スパゲッティ

[エッセイ 677]

スパゲッティ

 

 わが家では、昼食によく麵類をいただく。そのメニューは、季節や前夜の献立によって大きく左右される。寒いときは、前夜いただいたなべ物のつゆを利用したうどん、そしてなべ物でないときはスパゲッティをいただくことが多い。それらの麵は、温かくなってくると蕎麦に、夏になると素麺に変わる。いまは一番寒いときなので、麵類はうどんかスパゲッティということになる。

 

 今日のお昼は、前夜がなべ物ではなかったのでスパゲッティということになった。わが家のそのメニューはきまってミートソースである。もちろんそれが一番好きだからである。買い置きの乾麺を5分程度茹で、平らな皿に盛る。後は、出来合いの市販のソースをお湯で温めて麵にかけるだけである。まだ温かいうちにいただくと、専門店に負けないディリシャスな出来映えとなる。

 

 スパゲッティといえば、かつてはナポリタンが主流だった。あれは30数年前、イタリアのツアーに参加したときのことだ。オプショナルツアーでポンペイの遺跡に足を伸ばした。その日の昼食は、隣接するナポリ市内のレストランでいただいた。出されたのは、当然のことながら“ナポリタン”だった。そのときは、本場物はさすがに美味いと感心した。しかし、後になって調べてみたら、ナポリタンは日本人の考案で、普段イタリアでは食べられていないということだった。

 

 スパゲッティはパスタの一種である。断面が円形で、ひも状になったものをその太さで呼び分ける。普通、スパゲッティとは直径1.9~2ミリのものをいう。それより太いものはスパゲット、さらに太いものヴェルミチェッリとよぶ。
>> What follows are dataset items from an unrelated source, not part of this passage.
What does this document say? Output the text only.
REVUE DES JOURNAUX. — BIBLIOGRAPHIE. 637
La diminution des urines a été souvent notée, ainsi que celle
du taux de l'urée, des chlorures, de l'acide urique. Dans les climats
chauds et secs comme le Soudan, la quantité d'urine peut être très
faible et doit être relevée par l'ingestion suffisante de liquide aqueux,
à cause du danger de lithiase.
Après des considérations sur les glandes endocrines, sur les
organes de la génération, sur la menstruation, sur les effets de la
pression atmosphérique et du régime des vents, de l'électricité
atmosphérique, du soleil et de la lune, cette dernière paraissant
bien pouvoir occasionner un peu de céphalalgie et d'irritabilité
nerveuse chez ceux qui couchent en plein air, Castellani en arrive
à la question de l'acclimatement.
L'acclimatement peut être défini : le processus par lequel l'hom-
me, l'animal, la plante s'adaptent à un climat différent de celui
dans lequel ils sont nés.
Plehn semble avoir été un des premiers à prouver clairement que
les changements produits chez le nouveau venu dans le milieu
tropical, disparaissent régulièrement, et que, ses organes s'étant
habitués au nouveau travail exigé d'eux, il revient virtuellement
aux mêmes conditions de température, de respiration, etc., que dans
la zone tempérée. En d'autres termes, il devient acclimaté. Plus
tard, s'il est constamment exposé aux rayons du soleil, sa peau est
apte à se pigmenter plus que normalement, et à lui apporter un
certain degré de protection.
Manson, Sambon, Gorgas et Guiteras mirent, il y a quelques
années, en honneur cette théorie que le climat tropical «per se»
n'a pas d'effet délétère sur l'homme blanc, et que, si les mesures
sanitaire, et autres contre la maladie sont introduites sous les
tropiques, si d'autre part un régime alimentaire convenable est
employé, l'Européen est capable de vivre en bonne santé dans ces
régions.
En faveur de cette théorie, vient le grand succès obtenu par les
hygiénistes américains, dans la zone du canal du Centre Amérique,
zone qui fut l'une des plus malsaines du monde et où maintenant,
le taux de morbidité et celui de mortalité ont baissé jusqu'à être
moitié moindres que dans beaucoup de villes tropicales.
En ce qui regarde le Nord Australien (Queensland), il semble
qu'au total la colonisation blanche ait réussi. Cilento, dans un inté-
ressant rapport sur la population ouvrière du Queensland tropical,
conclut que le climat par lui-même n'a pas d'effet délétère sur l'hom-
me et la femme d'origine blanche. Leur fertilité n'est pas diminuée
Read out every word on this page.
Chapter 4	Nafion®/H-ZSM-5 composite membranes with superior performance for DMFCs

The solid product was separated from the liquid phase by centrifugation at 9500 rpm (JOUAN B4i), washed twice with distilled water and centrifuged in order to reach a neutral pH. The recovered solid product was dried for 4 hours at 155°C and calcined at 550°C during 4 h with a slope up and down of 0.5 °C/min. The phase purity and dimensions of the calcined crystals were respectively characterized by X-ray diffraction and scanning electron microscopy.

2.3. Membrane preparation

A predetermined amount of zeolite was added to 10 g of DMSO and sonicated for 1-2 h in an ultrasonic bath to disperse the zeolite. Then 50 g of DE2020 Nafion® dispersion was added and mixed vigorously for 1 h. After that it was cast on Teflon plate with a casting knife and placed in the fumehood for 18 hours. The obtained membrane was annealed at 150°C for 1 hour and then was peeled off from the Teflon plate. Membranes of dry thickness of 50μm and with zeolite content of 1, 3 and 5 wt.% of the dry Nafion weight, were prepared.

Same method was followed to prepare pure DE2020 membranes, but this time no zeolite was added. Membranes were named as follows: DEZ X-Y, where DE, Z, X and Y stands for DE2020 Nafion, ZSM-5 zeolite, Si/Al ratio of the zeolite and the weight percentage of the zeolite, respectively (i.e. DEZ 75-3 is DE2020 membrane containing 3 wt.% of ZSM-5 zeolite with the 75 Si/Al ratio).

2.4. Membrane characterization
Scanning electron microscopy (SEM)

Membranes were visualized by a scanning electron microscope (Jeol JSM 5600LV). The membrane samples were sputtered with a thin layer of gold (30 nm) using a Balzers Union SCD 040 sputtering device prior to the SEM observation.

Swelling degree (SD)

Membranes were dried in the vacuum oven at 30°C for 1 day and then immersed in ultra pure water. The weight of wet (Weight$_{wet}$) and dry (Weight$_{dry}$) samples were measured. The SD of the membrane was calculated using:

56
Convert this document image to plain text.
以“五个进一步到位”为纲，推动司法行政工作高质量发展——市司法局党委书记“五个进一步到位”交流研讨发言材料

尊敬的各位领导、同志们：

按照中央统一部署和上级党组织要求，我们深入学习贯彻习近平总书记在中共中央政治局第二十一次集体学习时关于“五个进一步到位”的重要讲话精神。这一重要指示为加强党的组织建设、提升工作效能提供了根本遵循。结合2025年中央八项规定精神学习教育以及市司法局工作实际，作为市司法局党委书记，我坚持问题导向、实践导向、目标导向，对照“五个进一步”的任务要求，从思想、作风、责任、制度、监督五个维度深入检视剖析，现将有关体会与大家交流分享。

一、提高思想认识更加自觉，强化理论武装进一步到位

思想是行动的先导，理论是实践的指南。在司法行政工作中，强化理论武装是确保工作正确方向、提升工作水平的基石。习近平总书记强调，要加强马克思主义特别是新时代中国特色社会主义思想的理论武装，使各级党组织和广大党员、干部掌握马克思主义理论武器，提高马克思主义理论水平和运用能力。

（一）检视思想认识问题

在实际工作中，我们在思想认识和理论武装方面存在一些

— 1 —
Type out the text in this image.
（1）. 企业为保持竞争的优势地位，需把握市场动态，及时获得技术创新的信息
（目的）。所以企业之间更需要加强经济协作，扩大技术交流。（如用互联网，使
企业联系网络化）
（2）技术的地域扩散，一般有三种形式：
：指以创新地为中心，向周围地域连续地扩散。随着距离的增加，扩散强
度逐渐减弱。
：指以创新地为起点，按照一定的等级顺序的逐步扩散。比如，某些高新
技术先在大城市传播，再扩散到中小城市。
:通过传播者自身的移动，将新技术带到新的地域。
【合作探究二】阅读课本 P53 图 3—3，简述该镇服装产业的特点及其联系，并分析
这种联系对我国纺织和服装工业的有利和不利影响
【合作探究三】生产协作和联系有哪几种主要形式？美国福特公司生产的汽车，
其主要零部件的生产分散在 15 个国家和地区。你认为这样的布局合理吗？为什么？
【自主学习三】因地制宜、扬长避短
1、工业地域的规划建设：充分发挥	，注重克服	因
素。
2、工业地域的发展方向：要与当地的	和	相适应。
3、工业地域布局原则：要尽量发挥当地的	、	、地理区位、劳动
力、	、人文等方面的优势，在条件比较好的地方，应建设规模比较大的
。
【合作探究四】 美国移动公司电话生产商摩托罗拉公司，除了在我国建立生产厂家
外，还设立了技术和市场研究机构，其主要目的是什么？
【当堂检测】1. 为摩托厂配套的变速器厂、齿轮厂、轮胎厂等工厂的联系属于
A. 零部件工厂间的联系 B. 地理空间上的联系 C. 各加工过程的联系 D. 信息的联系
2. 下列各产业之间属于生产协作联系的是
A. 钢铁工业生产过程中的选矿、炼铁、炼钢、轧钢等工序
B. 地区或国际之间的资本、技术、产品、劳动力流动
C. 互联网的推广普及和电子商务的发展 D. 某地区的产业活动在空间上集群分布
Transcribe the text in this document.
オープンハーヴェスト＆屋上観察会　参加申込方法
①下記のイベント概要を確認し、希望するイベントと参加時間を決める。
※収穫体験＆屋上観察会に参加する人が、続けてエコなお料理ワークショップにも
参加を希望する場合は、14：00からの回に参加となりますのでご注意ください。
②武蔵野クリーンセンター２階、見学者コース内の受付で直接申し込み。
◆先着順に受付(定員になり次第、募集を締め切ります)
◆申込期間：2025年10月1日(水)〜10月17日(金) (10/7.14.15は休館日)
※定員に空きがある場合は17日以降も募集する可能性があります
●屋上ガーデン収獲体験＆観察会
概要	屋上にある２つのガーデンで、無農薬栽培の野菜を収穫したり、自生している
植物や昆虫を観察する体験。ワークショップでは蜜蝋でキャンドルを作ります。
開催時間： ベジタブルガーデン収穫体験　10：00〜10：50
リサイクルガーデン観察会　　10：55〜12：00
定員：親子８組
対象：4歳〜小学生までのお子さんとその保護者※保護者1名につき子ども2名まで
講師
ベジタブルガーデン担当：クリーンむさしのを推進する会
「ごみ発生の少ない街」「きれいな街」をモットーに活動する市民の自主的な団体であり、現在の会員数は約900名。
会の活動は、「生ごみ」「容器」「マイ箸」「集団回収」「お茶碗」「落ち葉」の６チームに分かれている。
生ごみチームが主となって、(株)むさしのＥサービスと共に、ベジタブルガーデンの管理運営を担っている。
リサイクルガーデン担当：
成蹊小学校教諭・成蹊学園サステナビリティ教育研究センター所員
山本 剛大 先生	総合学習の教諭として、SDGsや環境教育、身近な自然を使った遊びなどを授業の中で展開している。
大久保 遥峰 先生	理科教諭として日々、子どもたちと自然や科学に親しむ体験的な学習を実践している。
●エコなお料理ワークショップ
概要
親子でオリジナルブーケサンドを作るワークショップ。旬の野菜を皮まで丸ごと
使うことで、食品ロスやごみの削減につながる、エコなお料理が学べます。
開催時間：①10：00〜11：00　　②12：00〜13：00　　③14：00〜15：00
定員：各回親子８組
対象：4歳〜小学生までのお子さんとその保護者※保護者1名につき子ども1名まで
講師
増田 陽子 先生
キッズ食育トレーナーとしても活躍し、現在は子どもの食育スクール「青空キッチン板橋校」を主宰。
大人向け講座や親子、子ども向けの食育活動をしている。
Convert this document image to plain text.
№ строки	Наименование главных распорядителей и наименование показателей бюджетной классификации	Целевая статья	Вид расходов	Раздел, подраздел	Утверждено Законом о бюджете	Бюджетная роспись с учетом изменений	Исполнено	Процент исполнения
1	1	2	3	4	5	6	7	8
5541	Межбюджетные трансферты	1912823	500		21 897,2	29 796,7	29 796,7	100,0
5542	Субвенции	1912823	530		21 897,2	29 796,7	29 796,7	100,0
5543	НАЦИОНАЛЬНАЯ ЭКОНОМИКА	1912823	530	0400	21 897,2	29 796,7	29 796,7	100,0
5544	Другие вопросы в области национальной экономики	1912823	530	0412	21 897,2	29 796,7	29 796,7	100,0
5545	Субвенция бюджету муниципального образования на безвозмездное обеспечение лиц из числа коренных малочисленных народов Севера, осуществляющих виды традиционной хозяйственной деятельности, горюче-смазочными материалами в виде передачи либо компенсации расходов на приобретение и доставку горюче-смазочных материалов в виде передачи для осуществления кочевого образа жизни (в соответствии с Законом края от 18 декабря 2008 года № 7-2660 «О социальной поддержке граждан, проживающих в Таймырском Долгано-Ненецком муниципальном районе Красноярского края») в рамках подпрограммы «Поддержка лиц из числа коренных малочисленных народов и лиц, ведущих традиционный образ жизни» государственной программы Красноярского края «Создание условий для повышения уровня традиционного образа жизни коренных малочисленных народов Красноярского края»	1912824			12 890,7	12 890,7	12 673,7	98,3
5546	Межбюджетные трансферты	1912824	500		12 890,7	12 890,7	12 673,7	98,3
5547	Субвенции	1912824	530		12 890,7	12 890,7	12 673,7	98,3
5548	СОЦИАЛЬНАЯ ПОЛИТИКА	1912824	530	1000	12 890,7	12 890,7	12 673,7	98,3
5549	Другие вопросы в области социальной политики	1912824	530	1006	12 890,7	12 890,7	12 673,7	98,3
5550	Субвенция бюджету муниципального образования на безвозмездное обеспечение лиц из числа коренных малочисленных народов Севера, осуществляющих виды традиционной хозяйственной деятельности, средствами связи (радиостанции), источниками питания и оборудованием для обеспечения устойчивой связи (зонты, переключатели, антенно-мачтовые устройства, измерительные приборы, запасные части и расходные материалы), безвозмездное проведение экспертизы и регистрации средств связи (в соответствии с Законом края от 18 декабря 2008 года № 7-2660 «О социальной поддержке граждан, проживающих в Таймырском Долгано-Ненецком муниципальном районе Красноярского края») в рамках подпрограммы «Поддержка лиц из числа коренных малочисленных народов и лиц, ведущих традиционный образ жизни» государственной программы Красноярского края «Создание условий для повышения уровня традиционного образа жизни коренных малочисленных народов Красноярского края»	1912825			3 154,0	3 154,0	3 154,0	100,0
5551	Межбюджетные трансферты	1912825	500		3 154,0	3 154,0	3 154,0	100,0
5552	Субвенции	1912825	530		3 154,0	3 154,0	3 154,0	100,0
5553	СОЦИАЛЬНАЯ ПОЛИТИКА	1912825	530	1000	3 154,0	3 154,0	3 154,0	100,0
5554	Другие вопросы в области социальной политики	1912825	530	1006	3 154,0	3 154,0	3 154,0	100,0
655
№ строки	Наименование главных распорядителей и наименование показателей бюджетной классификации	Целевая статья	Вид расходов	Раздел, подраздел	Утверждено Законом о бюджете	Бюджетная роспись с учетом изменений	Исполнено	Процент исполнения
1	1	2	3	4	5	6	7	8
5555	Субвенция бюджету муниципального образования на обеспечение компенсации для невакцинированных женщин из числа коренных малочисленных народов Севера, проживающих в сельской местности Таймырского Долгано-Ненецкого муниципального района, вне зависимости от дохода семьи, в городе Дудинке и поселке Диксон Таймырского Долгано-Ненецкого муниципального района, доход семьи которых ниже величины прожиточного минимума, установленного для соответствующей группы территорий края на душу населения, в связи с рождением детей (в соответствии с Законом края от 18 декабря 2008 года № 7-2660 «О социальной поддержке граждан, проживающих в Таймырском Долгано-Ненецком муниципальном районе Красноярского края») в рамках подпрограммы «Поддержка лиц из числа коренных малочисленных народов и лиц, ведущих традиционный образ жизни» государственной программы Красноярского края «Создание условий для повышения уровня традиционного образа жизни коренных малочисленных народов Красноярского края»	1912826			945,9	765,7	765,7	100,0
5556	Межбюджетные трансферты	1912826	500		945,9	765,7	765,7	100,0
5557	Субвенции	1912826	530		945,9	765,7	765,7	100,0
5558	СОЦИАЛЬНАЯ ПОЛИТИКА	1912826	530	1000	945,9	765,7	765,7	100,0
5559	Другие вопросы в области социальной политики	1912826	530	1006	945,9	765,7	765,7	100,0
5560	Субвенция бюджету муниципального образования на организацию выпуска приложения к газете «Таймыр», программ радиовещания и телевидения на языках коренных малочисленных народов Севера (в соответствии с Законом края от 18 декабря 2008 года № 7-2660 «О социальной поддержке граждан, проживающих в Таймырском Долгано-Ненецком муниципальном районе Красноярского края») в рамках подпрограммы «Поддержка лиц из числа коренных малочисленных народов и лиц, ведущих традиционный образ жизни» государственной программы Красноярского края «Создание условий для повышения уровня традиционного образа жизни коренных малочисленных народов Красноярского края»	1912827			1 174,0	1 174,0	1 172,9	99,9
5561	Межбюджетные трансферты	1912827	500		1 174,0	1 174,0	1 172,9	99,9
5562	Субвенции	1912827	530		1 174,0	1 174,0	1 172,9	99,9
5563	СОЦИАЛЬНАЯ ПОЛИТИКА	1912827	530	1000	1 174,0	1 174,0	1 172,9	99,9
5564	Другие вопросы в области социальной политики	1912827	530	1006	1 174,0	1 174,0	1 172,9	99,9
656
反対に、細いものスパゲッティーニ、さらに細いものはカペッリーニと呼ぶそうだ。パスタには、こうしたひも状の長いものだけでなく、筒状のマカロニや蝶のような形をしたファルファッレなどのショートパスタも各種ある。

 

 話をスパゲッティに絞ろう。スパゲッティのメニューはソースや一緒にあえる材料によって呼び分けられている。本場のメニューとしては、ボロネーゼ、カルボナール、ヴォンコレ、ペペロンチーノ、ブッタネスカ、アラビアータ、ネーロなどが上げられる。一方、和風では、ナポリタン、たらこ、和風きのこ、納豆、それに餡かけや鉄板などがある。

 

 ところで、わが家でミートソースをいただくときは、ちり紙をヨダレカケのようにあごの下に引っかけておく。ソースをたっぷりとかけるので、ピンクの汁が衣類に飛び散るのを防ぐためだ。あの液体は、洗濯してもなかなか落ちないのだ。

 

 あと数日のうちに立春を迎えるが、わが家でざる蕎麦や素麵をいただくのはまだだいぶ先のことになりそうだ。ヨダレカケのお世話になりながらイタリア料理に舌鼓を打つ、そんな光景がいましばらくは数日おきにやってきそうだ。